Scott70, you forgot 5% Customs duty. And if the kegs arnt to AQIS cleanliness standards, then the whole lot will be quarantined for steam cleaning. it aint easy!

Wes.


----------



## MAH (22/3/05)

Import duty on sealable SS kegs is 5%. Don't forget that the GST is payable on the cost of the kegs, the import duty and the cost of transporting the kegs. Basically unless you can get at least a 20% discount on what an individual can pay, then a bulk order is not worth it, as most individual orders from the US avoid the import duty and GST. Considering that kegs are getting harder to come buy and these guys make good money selling to the public, you'll have a hard time getting a 20% discount. Now if you're trying to make a small profit (and fair enough if you're doing loads of leg work) you'll need an even bigger discount.

Yep, importing is a real pain in the arse!

PS Anyone want a Japanese import. 1992 Toyota Soarer GT Ltd, V8 4.2ltr, leather interior, fully optioned, 17" rims, 82000kms, only $18500.

Cheers
MAH


----------



## GMK (22/3/05)

does the car come with Aus rego and compliance plate...


----------



## MAH (22/3/05)

Hi GMK

It's fully complied and registered.

Cheers
MAH


----------



## warb (22/3/05)

id be keen on a 3 gal..


----------



## mchitiea (22/3/05)

A 20' container will hold approxiamately 900 5 gallon kegs, stacked loose, on their sides. (10 kegs accross, 12 keg rows high) Can't ship on wood pallets due to Australian restrictions and/or fumigation rules, AND shipping on pallets is a waste of space.


----------



## tonydav (23/3/05)

MAH said:


> Import duty on sealable SS kegs is 5%. Don't forget that the GST is payable on the cost of the kegs, the import duty and the cost of transporting the kegs.



As I understand it, if the goods were made in the US and it's certified by the shipping company you won't be levied customs due to the our free trade agreement with the US. (Has certainly made it a lot cheaper getting performance car parts from the US!)

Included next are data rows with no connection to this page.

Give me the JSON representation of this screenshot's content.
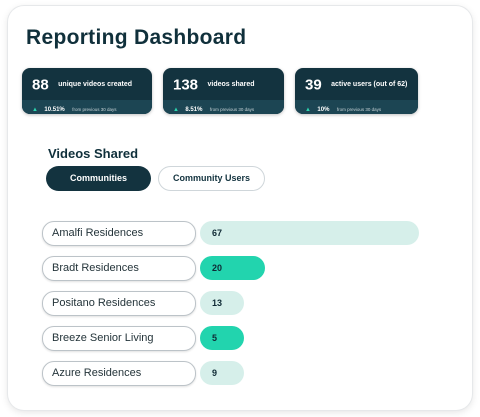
{
  "header": {
    "title": "Reporting Dashboard"
  },
  "stats": [
    {
      "value": "88",
      "label": "unique videos created",
      "change": "10.51%",
      "period": "from previous 30 days",
      "arrow_icon": "arrow-up-icon"
    },
    {
      "value": "138",
      "label": "videos shared",
      "change": "8.51%",
      "period": "from previous 30 days",
      "arrow_icon": "arrow-up-icon"
    },
    {
      "value": "39",
      "label": "active users (out of 62)",
      "change": "10%",
      "period": "from previous 30 days",
      "arrow_icon": "arrow-up-icon"
    }
  ],
  "videos_shared": {
    "title": "Videos Shared",
    "tabs": [
      {
        "label": "Communities",
        "active": true
      },
      {
        "label": "Community Users",
        "active": false
      }
    ],
    "rows": [
      {
        "name": "Amalfi Residences",
        "value": 67,
        "color": "#d6efea"
      },
      {
        "name": "Bradt Residences",
        "value": 20,
        "color": "#22d4ae"
      },
      {
        "name": "Positano Residences",
        "value": 13,
        "color": "#d6efea"
      },
      {
        "name": "Breeze Senior Living",
        "value": 5,
        "color": "#22d4ae"
      },
      {
        "name": "Azure Residences",
        "value": 9,
        "color": "#d6efea"
      }
    ],
    "max_value": 67
  },
  "colors": {
    "primary_dark": "#13333f",
    "accent_teal": "#22d4ae",
    "light_teal": "#d6efea"
  }
}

Of course, the above should be verified with customs to be sure - I'm takin' no liability if it's wrong!!

tony


----------



## Keith_N (23/3/05)

$65 sounds good. I just got 3 more @ $85 each, with new seals, pressure test etc and they have had a hot caustic wash + sterilized ready to fill. I tried to get some before Christmas, but they were no where to find, happens every year they say. If your container gets here around Oct you can clean up in the Christmas rush. How many of these kegs do you think you can fit into a container?


----------



## Wortgames (23/3/05)

I could go for half a dozen, plus a couple of 3 gals...


----------



## /// (24/3/05)

$65 is really cheap - and a container must have 2000 kegs??

///


----------



## Batz (24/3/05)

And to think I bought 12 kegs , $33.00 each per six ordered from keg systems

How long ago? Did not seem that long 8-9 years perhaps , oh that was delievered too !

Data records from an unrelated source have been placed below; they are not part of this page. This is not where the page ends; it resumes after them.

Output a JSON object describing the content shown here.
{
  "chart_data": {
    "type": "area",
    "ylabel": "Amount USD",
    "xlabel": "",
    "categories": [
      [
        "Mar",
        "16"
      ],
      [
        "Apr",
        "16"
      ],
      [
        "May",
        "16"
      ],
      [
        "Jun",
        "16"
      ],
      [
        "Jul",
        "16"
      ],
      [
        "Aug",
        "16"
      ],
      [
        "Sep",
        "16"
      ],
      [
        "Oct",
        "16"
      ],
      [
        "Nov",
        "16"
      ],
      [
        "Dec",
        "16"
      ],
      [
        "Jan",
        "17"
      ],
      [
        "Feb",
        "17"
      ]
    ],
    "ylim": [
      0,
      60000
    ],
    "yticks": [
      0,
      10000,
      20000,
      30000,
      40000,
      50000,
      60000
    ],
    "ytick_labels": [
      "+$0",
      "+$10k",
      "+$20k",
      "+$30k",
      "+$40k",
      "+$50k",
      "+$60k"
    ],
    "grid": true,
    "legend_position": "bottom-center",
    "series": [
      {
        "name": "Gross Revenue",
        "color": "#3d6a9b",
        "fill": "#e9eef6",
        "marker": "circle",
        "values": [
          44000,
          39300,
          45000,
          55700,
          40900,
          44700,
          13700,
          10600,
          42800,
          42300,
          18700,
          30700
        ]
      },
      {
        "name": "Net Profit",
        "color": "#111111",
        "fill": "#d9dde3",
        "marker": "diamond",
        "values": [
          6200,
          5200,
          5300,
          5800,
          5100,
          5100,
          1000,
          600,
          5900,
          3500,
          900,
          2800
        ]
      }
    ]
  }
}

Wish I had bought big mobs more

Batz


----------



## Ross (24/3/05)

& to think I bought approx 13,000 of them for $2 each & then shredded them!!!!

Life sucks....lol


----------



## bouncingcastle (29/3/05)

If you can do a reasonable price on the 3 gals i'de be interested. I'm just about to order a few from bd. Maybe even an extra 5 gal if i get the itch.


----------



## warrenlw63 (29/3/05)

This (I swear) is a true story, long before I'd ever dreamed of being a homebrewer.

I was out of work after a trip around Oz in the late 1980's.

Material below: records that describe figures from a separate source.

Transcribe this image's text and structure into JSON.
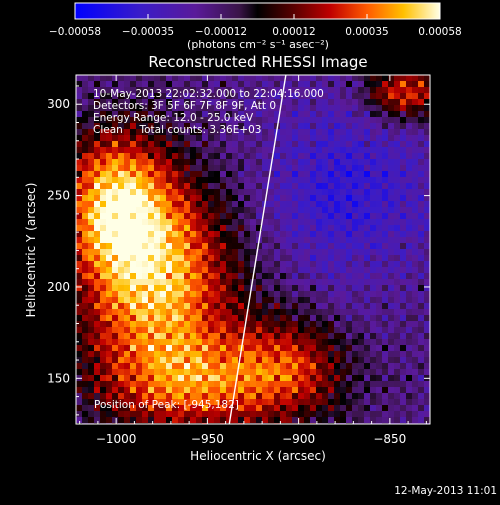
{
  "colorbar": {
    "ticks": [
      "-0.00058",
      "-0.00035",
      "-0.00012",
      "0.00012",
      "0.00035",
      "0.00058"
    ],
    "units_label": "(photons cm⁻² s⁻¹ asec⁻²)"
  },
  "title": "Reconstructed RHESSI Image",
  "info": {
    "line1": "10-May-2013 22:02:32.000 to 22:04:16.000",
    "line2": "Detectors: 3F 5F 6F 7F 8F 9F, Att 0",
    "line3": "Energy Range: 12.0 - 25.0 keV",
    "line4": "Clean     Total counts: 3.36E+03"
  },
  "peak_label": "Position of Peak: [-945,182]",
  "footer_date": "12-May-2013 11:01",
  "colors": {
    "background": "#000000",
    "text": "#ffffff",
    "limb_line": "#ffffff"
  },
  "chart_data": {
    "type": "heatmap",
    "title": "Reconstructed RHESSI Image",
    "xlabel": "Heliocentric X (arcsec)",
    "ylabel": "Heliocentric Y (arcsec)",
    "xlim": [
      -1022,
      -828
    ],
    "ylim": [
      125,
      316
    ],
    "x_ticks": [
      -1000,
      -950,
      -900,
      -850
    ],
    "y_ticks": [
      150,
      200,
      250,
      300
    ],
    "x_tick_labels": [
      "−1000",
      "−950",
      "−900",
      "−850"
    ],
    "y_tick_labels": [
      "150",
      "200",
      "250",
      "300"
    ],
    "colorbar_range": [
      -0.00058,
      0.00058
    ],
    "colormap": "blue-purple-red-yellow-white",
    "peak_position": [
      -945,
      182
    ],
    "limb_line": [
      [
        -938,
        125
      ],
      [
        -907,
        316
      ]
    ],
    "grid": false
  }
}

A mate of mine at the time was working as a private contractor for Schweppes. His job was to get pubs to opt out of Coke contracts for Schweppes ones. He then had to change the relevant postmix systems.

I worked for him for a month basically as a general dogsbody/labourer. At the time corny kegs were being phased out for the wine-cask type bag and box system.

I can still remember seing about 40-50 kegs (probably more at a guess) just sitting idle in his backyard. Basically Schweppes had no use for them and told him to just hang on to them.

Think they may have ended up down the tip.  

Oh for a bit of foresight.

Warren


----------



## johnno (29/3/05)

Ross said:


> & to think I bought approx 13,000 of them for $2 each & then shredded them!!!!
> 
> Life sucks....lol
> [post="50434"][/post]​




Wheres the "smily" for crying.
If you only knew, hey Ross.

cheers
johnno


----------



## Scotty (29/3/05)

I would love some kegs, especially 3 gallon ones. Are you going to have 3 gallon ones in the container. if yes how much would they be?


----------



## tonydav (3/4/05)

I'm definately interested in a few if you go ahead. If you'd be willing to do some bulk deals I think I'd probably buy about 10 or so at around $50-$55.

tony


----------



## gulflarger (4/4/05)

:chug: 

I could be interested in 4x 5gallon kegs. i dont seem to have enough kegs now that i also have coke on tap for my spirits.


gary


----------